A collaborative research effort based at Oregon State University – Cascades has concluded that summer hoary bat populations in the Pacific Northwest are in decline. In a paper just published in Ecology and Evolution, researchers examined occupancy trends in Oregon and Washington by comparing data collected from 2003-2010 with new data collected in collaboration with NABat from 2016-2018. In addition to documenting a decline in regional hoary bat populations, the study demonstrates the continent-wide monitoring program's potential to reveal emerging threats to North American bat species. By aggregating data from regional partners across North America, future NABat analyses will help identify the drivers of population change and inform recovery efforts for threatened species.
There is growing concern among researchers about the impact of wind energy production on hoary bats, which commonly collide with the spinning blades of turbines. Although the exact number is uncertain, most estimates place annual bat fatalities in the tens to hundreds of thousands. In the U.S., the majority of bat fatalities occur in migratory species, and hoary bats are the most heavily impacted.
Researchers also examined occupancy rates of the little brown bat, but found no evidence of regional declines. The widely distributed species has undergone significant declines in eastern states and parts of Canada, where the fungal disease white-nose syndrome is blamed for more than 6 million bat fatalities since its discovery in New York in 2006. The disease, which has since spread to 33 states and seven Canadian provinces, was first confirmed in the Pacific Northwest in 2016, and researchers were interested in whether it has begun to impact western populations. The little brown bat is currently listed as a threatened species in Canada and has been considered for federal protection in the U.S.

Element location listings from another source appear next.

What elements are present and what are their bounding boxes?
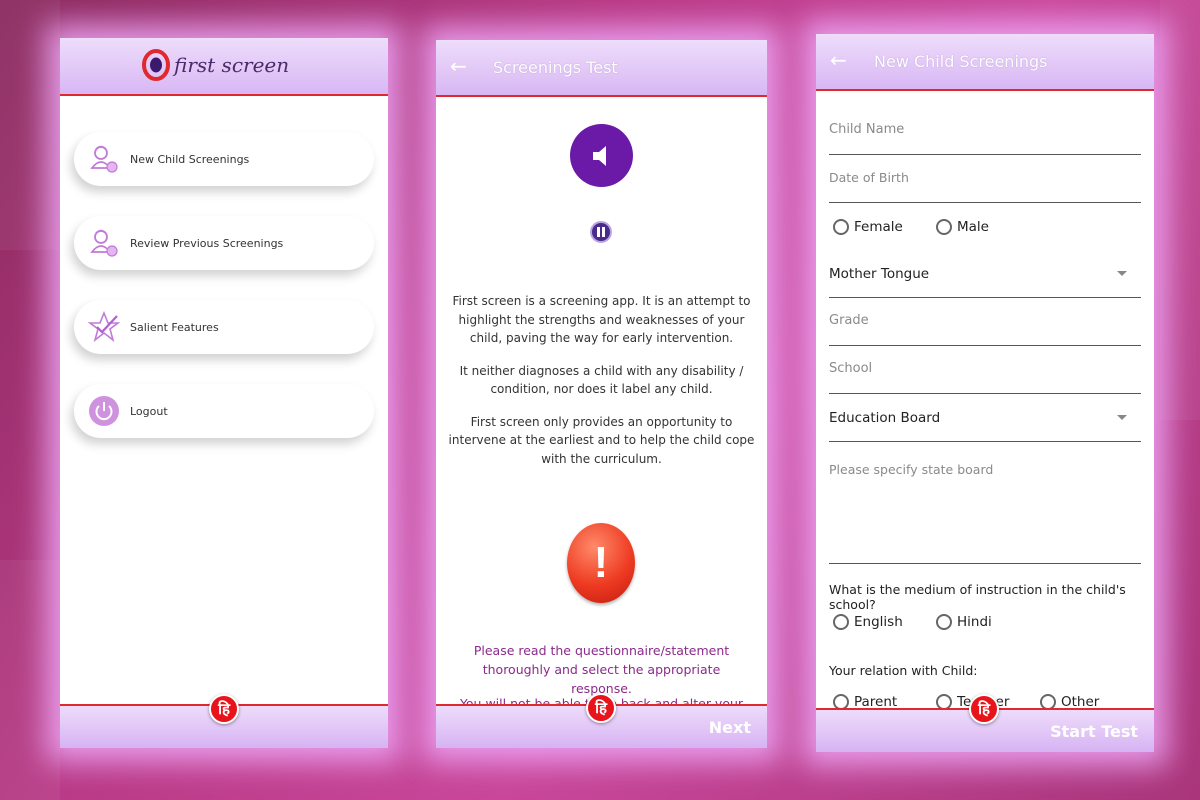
state-board-placeholder: Please specify state board: [829, 462, 994, 477]
hindi-language-button[interactable]: हि: [969, 694, 999, 724]
mother-tongue-dropdown[interactable]: Mother Tongue: [829, 262, 1141, 298]
menu-label: Review Previous Screenings: [130, 236, 284, 250]
state-board-textarea[interactable]: Please specify state board: [829, 458, 1141, 564]
radio-circle: [936, 614, 952, 630]
hindi-language-button[interactable]: हि: [586, 693, 616, 723]
menu-label: Salient Features: [130, 320, 219, 334]
radio-label: English: [854, 614, 903, 630]
menu-new-child-screenings[interactable]: New Child Screenings: [74, 132, 374, 186]
child-name-placeholder: Child Name: [829, 122, 905, 137]
radio-circle: [833, 219, 849, 235]
pause-button[interactable]: [590, 221, 612, 243]
chevron-down-icon: [1117, 271, 1127, 276]
education-board-value: Education Board: [829, 410, 941, 426]
logo-mark-icon: [142, 49, 170, 81]
back-arrow-icon[interactable]: ←: [830, 48, 847, 72]
intro-paragraph: It neither diagnoses a child with any di…: [459, 363, 744, 397]
start-test-button[interactable]: Start Test: [1050, 722, 1138, 741]
top-bar: ← New Child Screenings: [816, 34, 1154, 91]
radio-label: Female: [854, 219, 903, 235]
relation-question: Your relation with Child:: [829, 663, 978, 678]
grade-field[interactable]: Grade: [829, 309, 1141, 346]
radio-female[interactable]: Female: [833, 219, 903, 235]
child-profile-icon: [86, 225, 122, 261]
power-icon: [86, 393, 122, 429]
radio-label: Hindi: [957, 614, 992, 630]
warning-icon: !: [567, 523, 635, 603]
intro-paragraph: First screen is a screening app. It is a…: [452, 294, 751, 345]
menu-salient-features[interactable]: Salient Features: [74, 300, 374, 354]
background-tile: [0, 560, 60, 800]
date-of-birth-field[interactable]: Date of Birth: [829, 166, 1141, 203]
new-child-screening-form: ← New Child Screenings Child Name Date o…: [816, 34, 1154, 752]
background-tile: [0, 0, 60, 250]
star-check-icon: [86, 309, 122, 345]
intro-paragraph: First screen only provides an opportunit…: [448, 414, 755, 466]
radio-male[interactable]: Male: [936, 219, 989, 235]
radio-hindi[interactable]: Hindi: [936, 614, 992, 630]
screenings-test-screen: ← Screenings Test First screen is a scre…: [436, 40, 767, 748]
back-arrow-icon[interactable]: ←: [450, 54, 467, 78]
school-placeholder: School: [829, 361, 873, 376]
top-bar: ← Screenings Test: [436, 40, 767, 97]
menu-label: New Child Screenings: [130, 152, 250, 166]
menu-logout[interactable]: Logout: [74, 384, 374, 438]
school-field[interactable]: School: [829, 357, 1141, 394]
radio-label: Male: [957, 219, 989, 235]
screen-title: Screenings Test: [493, 58, 618, 77]
screen-title: New Child Screenings: [874, 52, 1048, 71]
child-name-field[interactable]: Child Name: [829, 118, 1141, 155]
chevron-down-icon: [1117, 415, 1127, 420]
speaker-icon: [592, 145, 606, 166]
menu-label: Logout: [130, 404, 168, 418]
radio-circle: [936, 219, 952, 235]
next-button[interactable]: Next: [709, 718, 751, 737]
radio-circle: [833, 614, 849, 630]
hindi-language-button[interactable]: हि: [209, 694, 239, 724]
intro-text: First screen is a screening app. It is a…: [448, 292, 755, 468]
radio-english[interactable]: English: [833, 614, 903, 630]
education-board-dropdown[interactable]: Education Board: [829, 406, 1141, 442]
medium-question: What is the medium of instruction in the…: [829, 582, 1126, 612]
child-profile-icon: [86, 141, 122, 177]
date-of-birth-placeholder: Date of Birth: [829, 170, 909, 185]
logo-text: first screen: [174, 53, 290, 77]
background-tile: [1160, 0, 1200, 420]
instruction-text: Please read the questionnaire/statement …: [473, 643, 730, 696]
pause-icon: [597, 227, 605, 237]
mother-tongue-value: Mother Tongue: [829, 266, 930, 282]
audio-play-button[interactable]: [570, 124, 633, 187]
home-screen: first screen New Child Screenings Review…: [60, 38, 388, 748]
exclamation-icon: !: [593, 538, 609, 587]
grade-placeholder: Grade: [829, 313, 869, 328]
menu-review-previous-screenings[interactable]: Review Previous Screenings: [74, 216, 374, 270]
logo: first screen: [142, 49, 289, 81]
top-bar: first screen: [60, 38, 388, 96]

More broadly, the paper stresses the potential to update previous monitoring efforts with new data using Bayesian inference. This approach incorporates historic data into prior distributions that inform new modeling efforts, allowing researchers to combine monitoring efforts that often have years-long gaps in data collection. To test the approach, authors compared models that utilized historic data to models with no prior data. While overall trends were not influenced, incorporating prior data produced more precise estimates of occupancy and strengthened evidence of declines in hoary bat populations.
The collaborative study was funded by the Oregon Department of Fish and Wildlife, National Park Service, U.S. Fish and Wildlife Service, U.S. Forest Service, Bureau of Land Management, and U.S. Geological Survey.